I stood in my front yard the other day and watched it. Lights blinked here and there and a few birds fluttered around it, but it remained motionless. Inert. Unfeeling. I let my eyes wander over its western edge and then back to the east, then from its bottom to its top. Despite its unmoving facade, I knew that life teemed inside in so many ways. Some lives were broken, many were being repaired. The dance of existence whirled away within those solid brick walls.
From my front yard, I stared to the southwest at the horizon, at the hospital in which I was born.
Here I am, a 50-year-old man, and I live in the shadow of the hospital room I occupied my first days of life. I guess I haven't traveled very far, I thought. I wonder what that says about me, about the life I've lived in the last half-century. The hospital, CHI-St. Vincent, stood monolithic, like a personal sphinx holding the secret of where I began.
The powers-that-be have allowed me to write this column for two years now. I've enjoyed it more than those reading it, I'm sure. It's been an outlet for stories swirling in my mind and for those stories I've seen from afar. After my very first column in January 2018, I received an email from a reader I'll call Mr. Burle, a retired teacher. Man, he sounded agitated.
Mr. Burle wrote, in part, "I caution you to remember what I think is a fact. People live their lives based on a basic principle of needing to survive ..." And he went on about hoping there would be no "snowflakes" in future columns. I thanked Mr. Burle for writing and assured him there would be a few snowflakes here and there (the English language is full of great adjectives and other descriptors) but that I hope he'd read anyway. No response.
However, Mr. Burle wrote me after each column appeared in Saturday's paper. His first few responses were stoic, proper, and well-written. This gave me the sense that he was still agitated. I pictured an old guy, white-haired, bearded and nitpicky, shaking his head as he read the paper, blurting out curses to the articles he perused. But, within a few weeks, the agitation disappeared. More and more, we corresponded as fellow teachers. His words became more flowery than mine and his insight definitely deeper.
He lamented his retirement from teaching. "I miss it every day! I often dream about being in a classroom," he wrote one cold day in March. "My heart sings in praise of the English language ..." he wrote in spring. In his mind, he traveled back to college one fall and remembered "the pleasure of those lasting memories. My parents shared my uncertainty but encouraged me with actions and many words unspoken but understood. Those years in that academic setting have made me a person I am pleased to be. Hopefully my parents have noticed from their heavenly home."

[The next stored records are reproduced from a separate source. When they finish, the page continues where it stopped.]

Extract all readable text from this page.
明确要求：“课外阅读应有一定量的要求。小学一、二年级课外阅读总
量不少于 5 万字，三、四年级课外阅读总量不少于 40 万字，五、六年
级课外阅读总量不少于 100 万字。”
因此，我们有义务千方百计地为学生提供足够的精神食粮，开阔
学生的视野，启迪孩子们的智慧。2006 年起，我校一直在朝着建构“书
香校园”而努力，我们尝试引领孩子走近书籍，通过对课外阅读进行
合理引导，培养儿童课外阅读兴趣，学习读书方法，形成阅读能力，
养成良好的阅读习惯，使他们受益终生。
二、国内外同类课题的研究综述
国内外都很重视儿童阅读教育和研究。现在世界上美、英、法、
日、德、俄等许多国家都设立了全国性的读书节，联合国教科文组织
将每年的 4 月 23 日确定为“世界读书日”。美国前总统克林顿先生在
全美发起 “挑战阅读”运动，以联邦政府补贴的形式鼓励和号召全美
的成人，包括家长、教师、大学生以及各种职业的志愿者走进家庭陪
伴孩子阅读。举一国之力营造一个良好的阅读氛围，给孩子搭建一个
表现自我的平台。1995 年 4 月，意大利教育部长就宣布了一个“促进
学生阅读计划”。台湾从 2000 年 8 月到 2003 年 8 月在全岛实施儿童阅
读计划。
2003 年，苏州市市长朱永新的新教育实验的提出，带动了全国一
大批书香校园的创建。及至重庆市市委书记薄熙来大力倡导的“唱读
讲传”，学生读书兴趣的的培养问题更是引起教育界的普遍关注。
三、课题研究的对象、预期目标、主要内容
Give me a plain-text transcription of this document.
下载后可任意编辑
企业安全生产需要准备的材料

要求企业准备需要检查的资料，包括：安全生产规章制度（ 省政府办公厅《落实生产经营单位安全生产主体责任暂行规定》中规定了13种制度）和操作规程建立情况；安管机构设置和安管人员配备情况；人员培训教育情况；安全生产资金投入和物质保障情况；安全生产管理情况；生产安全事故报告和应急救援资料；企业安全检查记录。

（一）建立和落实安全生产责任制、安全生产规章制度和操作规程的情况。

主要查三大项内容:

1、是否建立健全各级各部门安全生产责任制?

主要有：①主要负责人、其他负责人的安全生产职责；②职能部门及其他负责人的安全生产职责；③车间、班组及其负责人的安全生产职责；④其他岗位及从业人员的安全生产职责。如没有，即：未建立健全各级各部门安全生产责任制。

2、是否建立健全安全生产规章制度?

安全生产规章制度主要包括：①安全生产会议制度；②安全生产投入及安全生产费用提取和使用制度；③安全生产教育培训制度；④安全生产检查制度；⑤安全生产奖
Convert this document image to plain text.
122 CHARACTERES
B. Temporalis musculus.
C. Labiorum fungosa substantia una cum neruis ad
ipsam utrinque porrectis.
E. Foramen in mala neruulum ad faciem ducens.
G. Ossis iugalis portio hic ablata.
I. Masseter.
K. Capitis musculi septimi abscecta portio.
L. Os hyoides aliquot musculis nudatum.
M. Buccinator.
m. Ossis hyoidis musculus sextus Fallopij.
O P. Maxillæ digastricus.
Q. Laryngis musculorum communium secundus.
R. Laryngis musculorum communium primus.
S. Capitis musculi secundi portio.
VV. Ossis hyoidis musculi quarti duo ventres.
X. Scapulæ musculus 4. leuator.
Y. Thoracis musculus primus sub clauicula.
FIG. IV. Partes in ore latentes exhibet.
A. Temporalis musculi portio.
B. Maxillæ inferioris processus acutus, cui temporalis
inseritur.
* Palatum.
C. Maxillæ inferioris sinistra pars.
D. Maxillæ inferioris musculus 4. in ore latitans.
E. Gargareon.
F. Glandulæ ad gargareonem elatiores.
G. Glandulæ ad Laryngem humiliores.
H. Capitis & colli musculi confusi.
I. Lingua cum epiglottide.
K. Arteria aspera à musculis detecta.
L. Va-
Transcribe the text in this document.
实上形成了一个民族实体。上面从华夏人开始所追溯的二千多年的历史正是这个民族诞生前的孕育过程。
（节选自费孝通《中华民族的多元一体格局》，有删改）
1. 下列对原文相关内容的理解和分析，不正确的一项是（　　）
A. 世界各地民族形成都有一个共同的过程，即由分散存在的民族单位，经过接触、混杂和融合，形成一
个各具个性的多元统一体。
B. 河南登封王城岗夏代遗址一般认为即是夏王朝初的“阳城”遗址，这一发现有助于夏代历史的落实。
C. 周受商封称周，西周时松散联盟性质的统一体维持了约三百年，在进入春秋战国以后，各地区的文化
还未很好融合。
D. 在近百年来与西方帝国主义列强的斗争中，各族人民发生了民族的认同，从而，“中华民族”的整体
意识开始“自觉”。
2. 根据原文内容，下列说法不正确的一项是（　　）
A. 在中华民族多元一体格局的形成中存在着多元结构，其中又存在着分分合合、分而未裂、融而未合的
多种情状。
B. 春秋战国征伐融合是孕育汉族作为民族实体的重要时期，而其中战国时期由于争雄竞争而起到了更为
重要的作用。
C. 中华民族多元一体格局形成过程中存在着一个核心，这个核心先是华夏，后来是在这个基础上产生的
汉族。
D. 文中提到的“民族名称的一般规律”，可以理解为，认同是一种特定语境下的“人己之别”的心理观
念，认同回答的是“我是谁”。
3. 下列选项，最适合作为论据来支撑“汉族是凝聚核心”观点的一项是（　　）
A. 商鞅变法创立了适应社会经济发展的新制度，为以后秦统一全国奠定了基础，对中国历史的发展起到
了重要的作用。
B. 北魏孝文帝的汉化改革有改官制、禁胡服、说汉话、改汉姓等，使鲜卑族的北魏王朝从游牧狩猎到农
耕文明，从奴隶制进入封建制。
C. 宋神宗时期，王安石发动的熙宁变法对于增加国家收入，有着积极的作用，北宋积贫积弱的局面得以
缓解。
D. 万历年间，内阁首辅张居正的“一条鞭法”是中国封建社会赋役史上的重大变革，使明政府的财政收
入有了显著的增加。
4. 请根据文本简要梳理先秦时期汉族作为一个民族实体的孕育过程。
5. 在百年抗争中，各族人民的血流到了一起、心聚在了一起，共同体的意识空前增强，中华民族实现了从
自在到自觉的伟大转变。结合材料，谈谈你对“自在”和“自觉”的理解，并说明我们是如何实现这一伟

Mr. Burle wrote about character, about thankfulness, Dylan Thomas, religion, and politics. We didn't share similar views about many things, but discussing disparate thoughts in a reasoned manner via bi-weekly emails was enlightening and fulfilling.
When the Democrat-Gazette ceased print editions in his area, Mr. Burle asked if I'd mind emailing him my columns. Are you kidding? I would have hand-delivered them. We continued our correspondence. I emailed columns every other Monday and he offered critique, insight, and the occasional compliment.
Last summer, he grew silent for a few weeks. After a while, Mr. Burle wrote to explain that he had undergone a hernia operation that set him back more than he thought. A few weeks later, he wrote that he had "a relapse" and that his health wasn't good. I kept sending columns and he kept responding in kind. He wrote about waiting in line in the San Francisco Sears parking lot for Rolling Stones concert tickets when he was 29. He wrote about his love for high school football and his attention to Steve Sullivan's sports reporting on Channel 7. He wrote about visiting a frozen Niagara Falls. Last September, he offered me some good-natured chastisement for forgetting to email him.
In October, Mr. Burle reminisced in the way of a poet, in the way of a teacher uniquely capable of scanning life's mountains and seeing summits instead of valleys. He wrote that he was sick, but that he felt recovery coming. His words flowed and his thoughts lifted like vapor off a stream. "October is an artist," he said.
"I'm going to steal that line," I told him.
I sent Mr. Burle columns in November and received no response. After sending one in December, I became agitated at the silence, unsettled and unsure. I searched his name on the Internet and, for the first time, I saw his face. He had the gray beard I imagined. He had the bespectacled face and the grandpa smile. It was his obituary picture. Mr. Burle, an 80-year-old man I never met in person, was gone.
Standing in my front yard, I watched St. Vincent hospital in its silence and calm. But I knew that inside that one building, hundreds of people moved about, scattering like BBs dropped from the palm of a 10-year-old's hand. And that's what life is: the diagonal directions, the imperfect experiences, the random personalities all encased in one vessel. I never met Mr. Burle, but the byproduct of our exchanges was the exploration of previously unknown territory and the touring of previously unimagined concepts.
And standing in my yard still gaping at that hospital, I knew. The proof of life is not the distance we travel. The proof of life is the ground we cover in the process.